‘Truants’ doesn’t skip chance to thrill
Kate Weinberg’s debut novel “The Truants” (★★★g; Putnam; 320 pages) is set in the intoxicating and sometimes toxic world of higher education.
Jess is an insecure freshman, desperate to get into a class taught by Dr. Lorna Clay, the beautiful, mysterious and magnetic professor whose expertise is Agatha Christie.
Jess’s charming hot mess of a roommate is sexy Georgie, popping pills and swilling vino between assignations with Alec, the dark and broodingly handsome (think Adam Driver) South African journalist who is visiting campus.
Did I mention he drives a hearse? Red flag, ladies? Not for the women of this college in East Anglia, England.
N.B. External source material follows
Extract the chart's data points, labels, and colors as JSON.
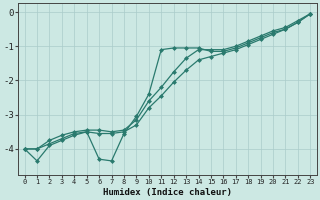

Everyone longs for Lorna Clay’s attentions, and when the favors of the campus’s most celebrated professor turn to Jess, she basks in the glow.
As Georgie’s partying spirals into substance abuse, Jess and Alec are thrown together more and more.
Despite the devotion of Jess’s lovable and levelheaded boyfriend Nick, Jess and Alec ditch their partners for a passionate weekend escape that will have disastrous results for the quintet.
Weinberg’s “truants” are skillfully drawn, compelling and complicated in equal measure.
Jess’s desire to escape her tidy and dull life at home with her coolly distant obstetrician mother for the mesmerizing thrall of Lorna’s life captures late adolescent disdain for the parents who raised you.
Chapters are so tautly paced that when the dramatic events finally spill forth midway through the book, it’s a blessed relief.
Weinberg is a crackling good writer. She captures the excruciating self-absorption and hyper selfawareness of early adulthood when every encounter seems personal.
And the novel’s urgent tempo gives the reader the sensation of heart palpitations. “Truants” is a novel worth skipping class for, and Weinberg’s writing marks the arrival of a sure talent.